We describe the formulation and implementation of a multimodal, periprocedural
acute pain program for enhanced recovery after procedure (ERAP) based on best
practice guidelines common to ERAS protocols. We piloted this program for patients
undergoing liver MWA and TACE procedures.
This study was undertaken as a quality improvement initiative and did not require
approval from the MGH IRB. Data for patients undergoing liver MWA or TACE
procedures from January to December 2017 was analyzed including baseline
demographics and lab values (Table 1). A local task force comprised of acute pain
anesthesiologists developed the ERAP bundle. The protocol was based on common
components of ERAS protocols (Table 2) (2). Modifications included incorporating
high dose steroid to attenuate post ablation/embolization syndrome, lidocaine patch
and preprocedure tramadol (4). Paravertebral blocks were incorporated as they had
been described for analgesia in liver radiofrequency ablation (RFA) (5). TENS unit
was added for post procedure management (6). Information was consolidated into a
procedure and procedural workflow illustrated in Table 3.
Group lectures were given to the 3 role groups including: IR physicians and fellows,
nurses, and anesthesia staff including the regional anesthesia service. Protocol
reminders were emailed daily to fellows and anesthesia staff. Data was collected on
the adherence to the multimodal protocol based on the use of 1 of 5 pre-procedure
analgesics including regional blocks (Table 4).
Baseline patient demographics are shown in Table 1. Renal function,
coagulation status, including platelets, were within normal limits.
Table 4 demonstrates the baseline preprocedure analgesia utilization
for TACE and MWA patients prior to our study period with 2% and
17% of utilization of preprocedure analgesia, respectively. Utilization
of preprocedure multimodal analgesic regimen after implementation of
ERAP was 78% for TACE and 89% for MWA procedures.
Innovations in acute pain management developed in the OR can be
applied to the NORA patient population. As procedural volume
continues to increase, enhancing patient recovery is of utmost
importance. The ERAP protocol described implements an acute pain
protocol incorporating ERAS principals including regional blocks and
IR specific enhanced recovery elements. Based on patient lab data,
preprocedure analgesics, such as NSAIDs, and regional blocks can be
viable options. Education of NORA clinical role groups is a key
component in implementation of such program including daily
reminders to clinicians.
1. Wick EC et al. Postoperative Multimodal Analgesia Pain Management With Nonopioid
Analgesics and Techniques: A Review. JAMA Surg. 2017 Jul 1;152(7):691-697.
2. Joshi G et al. Peripheral nerve blocks in the management of postoperative pain:
challenges and opportunities. J Clin Anesth. 2016 Dec;35:524-529.

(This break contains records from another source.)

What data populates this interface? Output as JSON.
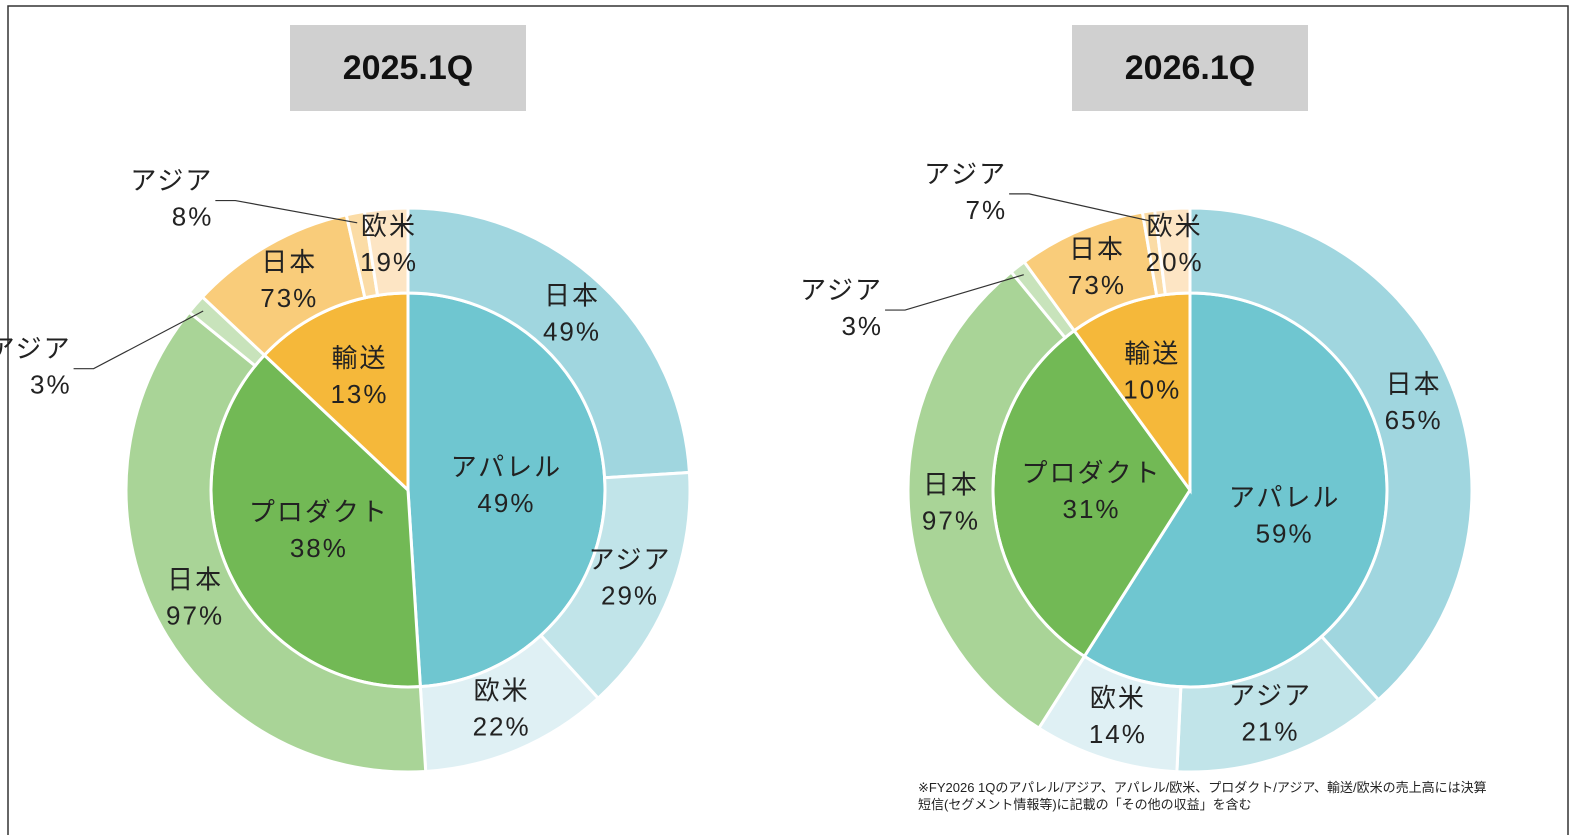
{
  "chart_data": [
    {
      "type": "sunburst",
      "title": "2025.1Q",
      "categories": [
        "アパレル",
        "プロダクト",
        "輸送"
      ],
      "values": [
        49,
        38,
        13
      ],
      "value_labels": [
        "49%",
        "38%",
        "13%"
      ],
      "colors": [
        "#6fc6d0",
        "#72b955",
        "#f5b83a"
      ],
      "children": [
        {
          "categories": [
            "日本",
            "アジア",
            "欧米"
          ],
          "values": [
            49,
            29,
            22
          ],
          "value_labels": [
            "49%",
            "29%",
            "22%"
          ],
          "colors": [
            "#a0d6df",
            "#c1e4e9",
            "#dff0f4"
          ]
        },
        {
          "categories": [
            "日本",
            "アジア"
          ],
          "values": [
            97,
            3
          ],
          "value_labels": [
            "97%",
            "3%"
          ],
          "colors": [
            "#a9d497",
            "#c8e3bb"
          ]
        },
        {
          "categories": [
            "日本",
            "アジア",
            "欧米"
          ],
          "values": [
            73,
            8,
            19
          ],
          "value_labels": [
            "73%",
            "8%",
            "19%"
          ],
          "colors": [
            "#f9cc7a",
            "#fbdca6",
            "#fde5c4"
          ]
        }
      ]
    },
    {
      "type": "sunburst",
      "title": "2026.1Q",
      "categories": [
        "アパレル",
        "プロダクト",
        "輸送"
      ],
      "values": [
        59,
        31,
        10
      ],
      "value_labels": [
        "59%",
        "31%",
        "10%"
      ],
      "colors": [
        "#6fc6d0",
        "#72b955",
        "#f5b83a"
      ],
      "children": [
        {
          "categories": [
            "日本",
            "アジア",
            "欧米"
          ],
          "values": [
            65,
            21,
            14
          ],
          "value_labels": [
            "65%",
            "21%",
            "14%"
          ],
          "colors": [
            "#a0d6df",
            "#c1e4e9",
            "#dff0f4"
          ]
        },
        {
          "categories": [
            "日本",
            "アジア"
          ],
          "values": [
            97,
            3
          ],
          "value_labels": [
            "97%",
            "3%"
          ],
          "colors": [
            "#a9d497",
            "#c8e3bb"
          ]
        },
        {
          "categories": [
            "日本",
            "アジア",
            "欧米"
          ],
          "values": [
            73,
            7,
            20
          ],
          "value_labels": [
            "73%",
            "7%",
            "20%"
          ],
          "colors": [
            "#f9cc7a",
            "#fbdca6",
            "#fde5c4"
          ]
        }
      ]
    }
  ],
  "note": "※FY2026 1Qのアパレル/アジア、アパレル/欧米、プロダクト/アジア、輸送/欧米の売上高には決算短信(セグメント情報等)に記載の「その他の収益」を含む"
}
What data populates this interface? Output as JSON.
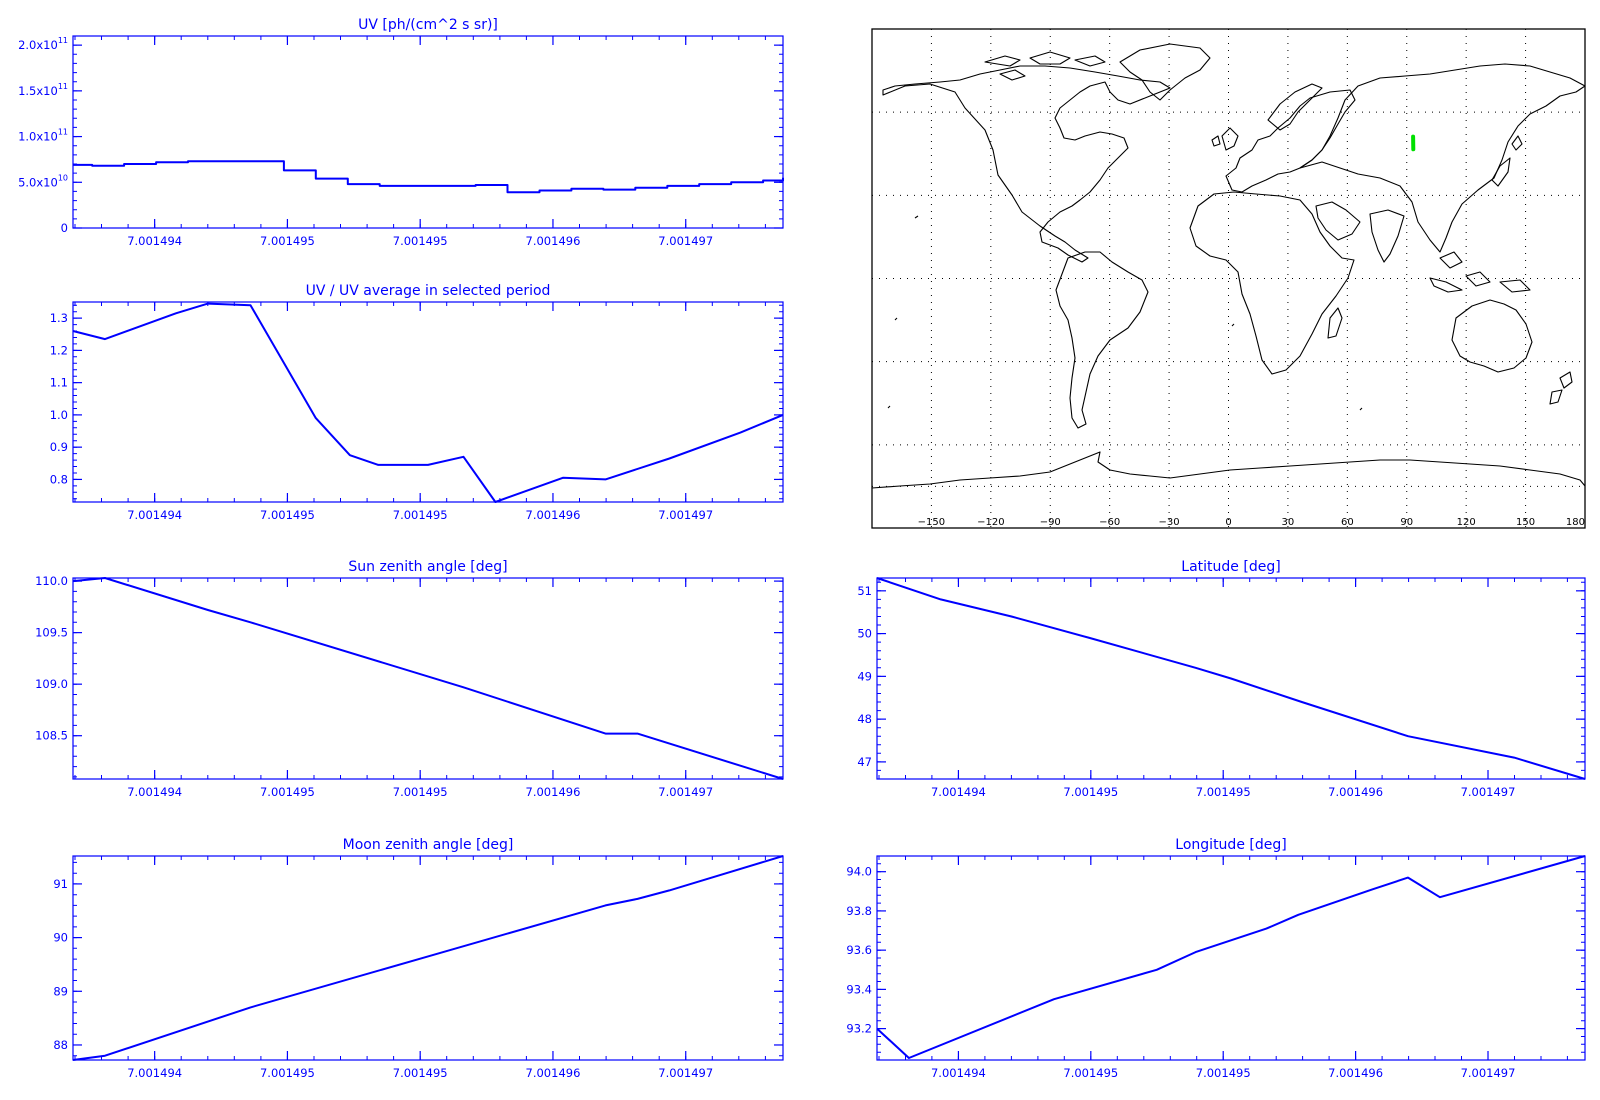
{
  "figure": {
    "colors": {
      "axes": "#0000ff",
      "series": "#0000ff",
      "map_lines": "#000000",
      "track": "#00e000"
    }
  },
  "map": {
    "projection": "cylindrical",
    "lon_range": [
      -180,
      180
    ],
    "lat_range": [
      -90,
      90
    ],
    "grid": "dotted",
    "lon_ticks": [
      -150,
      -120,
      -90,
      -60,
      -30,
      0,
      30,
      60,
      90,
      120,
      150,
      180
    ],
    "lat_grid": [
      -75,
      -60,
      -30,
      0,
      30,
      60
    ],
    "track": {
      "lon": [
        93.2,
        93.3
      ],
      "lat": [
        51.2,
        46.6
      ]
    }
  },
  "chart_data": [
    {
      "type": "line",
      "step": true,
      "title": "UV [ph/(cm^2 s sr)]",
      "xlabel": "",
      "ylabel": "",
      "xlim": [
        0,
        1
      ],
      "ylim": [
        0,
        210000000000.0
      ],
      "x_ticks": [
        0.115,
        0.302,
        0.489,
        0.676,
        0.863
      ],
      "x_tick_labels": [
        "7.001494",
        "7.001495",
        "7.001495",
        "7.001496",
        "7.001497"
      ],
      "y_ticks": [
        0,
        50000000000.0,
        100000000000.0,
        150000000000.0,
        200000000000.0
      ],
      "y_tick_labels": [
        {
          "base": "0",
          "exp": ""
        },
        {
          "base": "5.0x10",
          "exp": "10"
        },
        {
          "base": "1.0x10",
          "exp": "11"
        },
        {
          "base": "1.5x10",
          "exp": "11"
        },
        {
          "base": "2.0x10",
          "exp": "11"
        }
      ],
      "series": [
        {
          "x": [
            0,
            0.027,
            0.072,
            0.117,
            0.162,
            0.207,
            0.252,
            0.297,
            0.342,
            0.387,
            0.432,
            0.477,
            0.522,
            0.567,
            0.612,
            0.657,
            0.702,
            0.747,
            0.792,
            0.837,
            0.882,
            0.927,
            0.972,
            1.0
          ],
          "values": [
            69000000000.0,
            68000000000.0,
            70000000000.0,
            72000000000.0,
            73000000000.0,
            73000000000.0,
            73000000000.0,
            63000000000.0,
            54000000000.0,
            48000000000.0,
            46000000000.0,
            46000000000.0,
            46000000000.0,
            47000000000.0,
            39000000000.0,
            41000000000.0,
            43000000000.0,
            42000000000.0,
            44000000000.0,
            46000000000.0,
            48000000000.0,
            50000000000.0,
            52000000000.0,
            55000000000.0
          ]
        }
      ]
    },
    {
      "type": "line",
      "title": "UV / UV average in selected period",
      "xlabel": "",
      "ylabel": "",
      "xlim": [
        0,
        1
      ],
      "ylim": [
        0.73,
        1.35
      ],
      "x_ticks": [
        0.115,
        0.302,
        0.489,
        0.676,
        0.863
      ],
      "x_tick_labels": [
        "7.001494",
        "7.001495",
        "7.001495",
        "7.001496",
        "7.001497"
      ],
      "y_ticks": [
        0.8,
        0.9,
        1.0,
        1.1,
        1.2,
        1.3
      ],
      "y_tick_labels": [
        "0.8",
        "0.9",
        "1.0",
        "1.1",
        "1.2",
        "1.3"
      ],
      "series": [
        {
          "x": [
            0,
            0.045,
            0.145,
            0.19,
            0.25,
            0.342,
            0.39,
            0.43,
            0.5,
            0.55,
            0.595,
            0.69,
            0.75,
            0.84,
            0.94,
            1.0
          ],
          "values": [
            1.26,
            1.235,
            1.315,
            1.345,
            1.34,
            0.99,
            0.875,
            0.845,
            0.845,
            0.87,
            0.73,
            0.805,
            0.8,
            0.865,
            0.945,
            1.0
          ]
        }
      ]
    },
    {
      "type": "line",
      "title": "Sun zenith angle [deg]",
      "xlabel": "",
      "ylabel": "",
      "xlim": [
        0,
        1
      ],
      "ylim": [
        108.08,
        110.03
      ],
      "x_ticks": [
        0.115,
        0.302,
        0.489,
        0.676,
        0.863
      ],
      "x_tick_labels": [
        "7.001494",
        "7.001495",
        "7.001495",
        "7.001496",
        "7.001497"
      ],
      "y_ticks": [
        108.5,
        109.0,
        109.5,
        110.0
      ],
      "y_tick_labels": [
        "108.5",
        "109.0",
        "109.5",
        "110.0"
      ],
      "series": [
        {
          "x": [
            0,
            0.045,
            0.19,
            0.25,
            0.55,
            0.75,
            0.795,
            1.0
          ],
          "values": [
            110.0,
            110.03,
            109.72,
            109.6,
            108.97,
            108.52,
            108.52,
            108.08
          ]
        }
      ]
    },
    {
      "type": "line",
      "title": "Latitude [deg]",
      "xlabel": "",
      "ylabel": "",
      "xlim": [
        0,
        1
      ],
      "ylim": [
        46.6,
        51.3
      ],
      "x_ticks": [
        0.115,
        0.302,
        0.489,
        0.676,
        0.863
      ],
      "x_tick_labels": [
        "7.001494",
        "7.001495",
        "7.001495",
        "7.001496",
        "7.001497"
      ],
      "y_ticks": [
        47,
        48,
        49,
        50,
        51
      ],
      "y_tick_labels": [
        "47",
        "48",
        "49",
        "50",
        "51"
      ],
      "series": [
        {
          "x": [
            0,
            0.09,
            0.19,
            0.3,
            0.45,
            0.5,
            0.6,
            0.75,
            0.9,
            1.0
          ],
          "values": [
            51.3,
            50.8,
            50.4,
            49.9,
            49.2,
            48.95,
            48.4,
            47.6,
            47.1,
            46.6
          ]
        }
      ]
    },
    {
      "type": "line",
      "title": "Moon zenith angle [deg]",
      "xlabel": "",
      "ylabel": "",
      "xlim": [
        0,
        1
      ],
      "ylim": [
        87.72,
        91.52
      ],
      "x_ticks": [
        0.115,
        0.302,
        0.489,
        0.676,
        0.863
      ],
      "x_tick_labels": [
        "7.001494",
        "7.001495",
        "7.001495",
        "7.001496",
        "7.001497"
      ],
      "y_ticks": [
        88,
        89,
        90,
        91
      ],
      "y_tick_labels": [
        "88",
        "89",
        "90",
        "91"
      ],
      "series": [
        {
          "x": [
            0,
            0.045,
            0.25,
            0.5,
            0.75,
            0.795,
            0.84,
            1.0
          ],
          "values": [
            87.72,
            87.8,
            88.7,
            89.65,
            90.6,
            90.72,
            90.88,
            91.52
          ]
        }
      ]
    },
    {
      "type": "line",
      "title": "Longitude [deg]",
      "xlabel": "",
      "ylabel": "",
      "xlim": [
        0,
        1
      ],
      "ylim": [
        93.04,
        94.08
      ],
      "x_ticks": [
        0.115,
        0.302,
        0.489,
        0.676,
        0.863
      ],
      "x_tick_labels": [
        "7.001494",
        "7.001495",
        "7.001495",
        "7.001496",
        "7.001497"
      ],
      "y_ticks": [
        93.2,
        93.4,
        93.6,
        93.8,
        94.0
      ],
      "y_tick_labels": [
        "93.2",
        "93.4",
        "93.6",
        "93.8",
        "94.0"
      ],
      "series": [
        {
          "x": [
            0,
            0.045,
            0.25,
            0.395,
            0.45,
            0.55,
            0.595,
            0.7,
            0.75,
            0.795,
            1.0
          ],
          "values": [
            93.2,
            93.05,
            93.35,
            93.5,
            93.59,
            93.71,
            93.78,
            93.91,
            93.97,
            93.87,
            94.08
          ]
        }
      ]
    }
  ]
}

3. Andreano A et al. Percutaneous microwave ablation of hepatic tumors: prospective
evaluation of postablation syndrome and postprocedural pain. J Vasc Interv Radiol. 2014
4. Yang H et al. Dexamethasone Prophylaxis to Alleviate Postembolization Syndrome after
Transarterial Chemoembolization for Hepatocellular Carcinoma: A Randomized, Double-
Blinded, Placebo-Controlled Study. J Vasc Interv Radiol. 2017 Nov;28(11):1503-1511
5. Piccioni F et al. Thoracic paravertebral anesthesia for percutaneous radiofrequency
ablation of hepatic tumors. J Clin Anesth. 2014 Jun;26(4):271-5.
6. Vance, CG et al. Using TENs for Pain Control: The State of the Evidence. Pain
Management. 2014 May; 4(3): 197-209.